Right after Christmas, it was.  The ground was sloggy that day, vulnerable underneath my long-suffering lawn that I’ve tried so hard to revive.

As the son dragged armful after armful of haphazard clothes and belongings across my poorly lawn, I politely asked him to please use the sidewalk.  I barely could explain how the lawn is vulnerable when his dad appeared in a flash, demanding to know what I was doing addressing his son.

Fire in his eyes.

A red flag took aim inside me.

I cannot save her, I know.  This is tough for me.  All the flushing and the screaming.   How many times can you call the police, knowing he will blame her as soon as they leave?

Blame her like the toast and the coffee and the eggs…

There’s no other neighbors around me whom he might assume would call the police.  Only me below.  He scares me too.

He’s not there all the time so I know she could leave.  She does not.  When he is gone, she could flee.  Call the police, a shelter, a friend or family.
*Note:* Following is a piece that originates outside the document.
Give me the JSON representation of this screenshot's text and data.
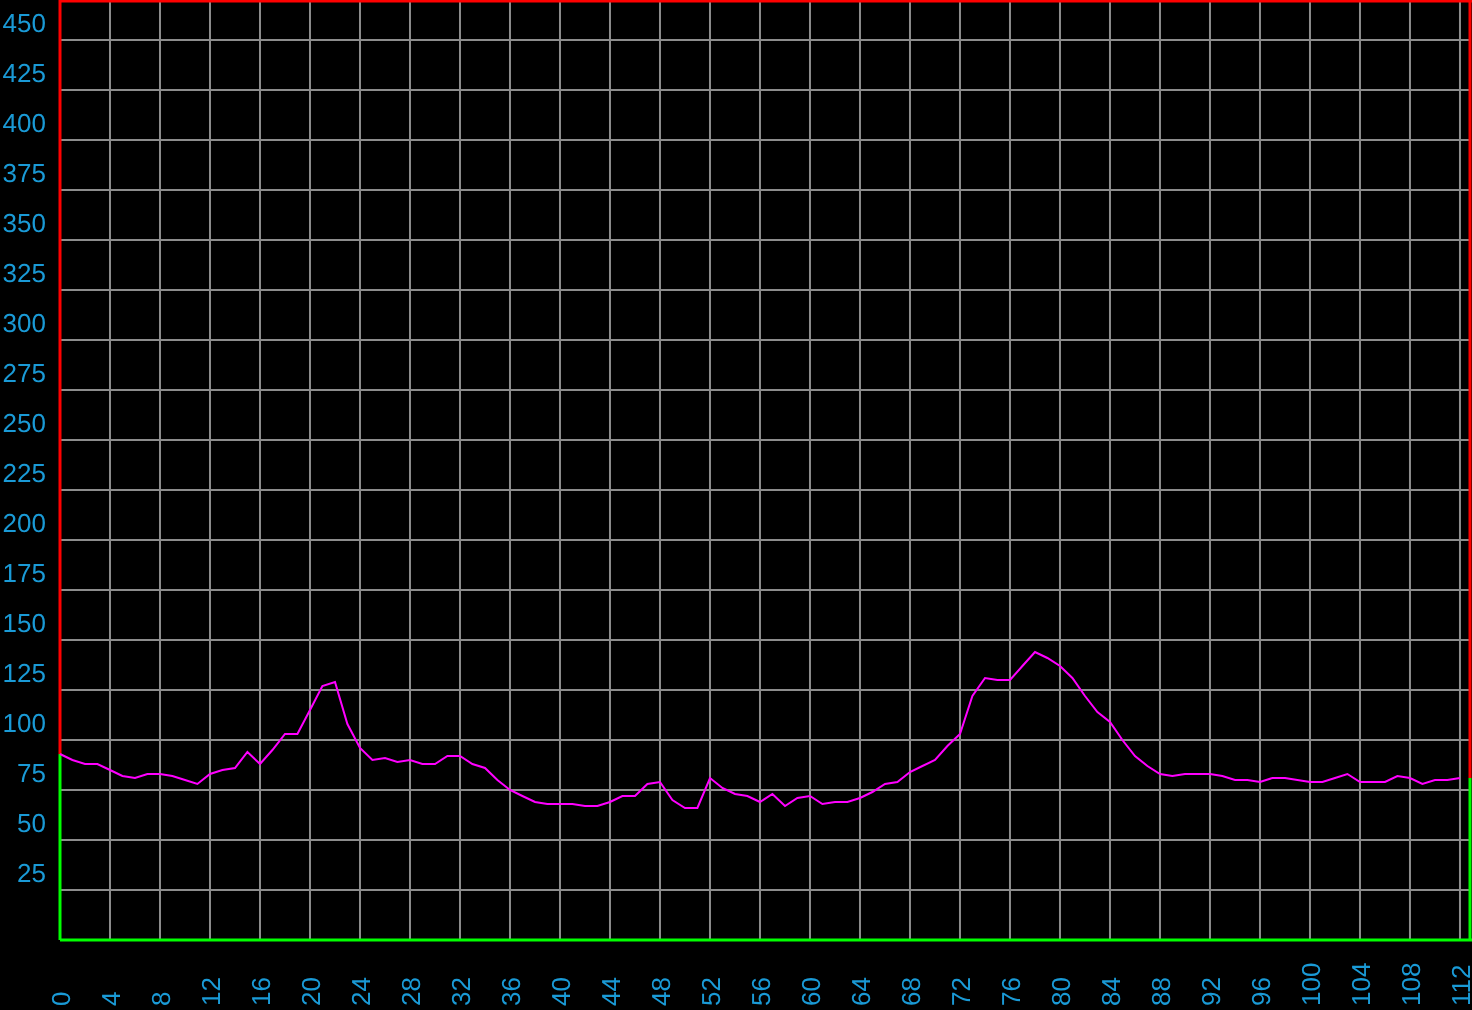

Get out!  I scream, myself.  Get out before it’s too late!

She does not.

This happened before, just down the way.   Same situation.  Same asshole with a different face.  Same twisted belief that he owns her somehow.  That he rules her.  That she deserves to be constantly corrected and fixed and punished.

We called the police that time.  We called again.  We called and we called.

He killed her, he did.  He killed himself too.  And a young son grows up now as they hide the press clippings.

This one above me…she must save herself, I know.  She must realize she’s had enough in that hair-thin window of time before he does.

She must save herself somehow.  I pray she can.

Before the toilet flushes and there is only silence.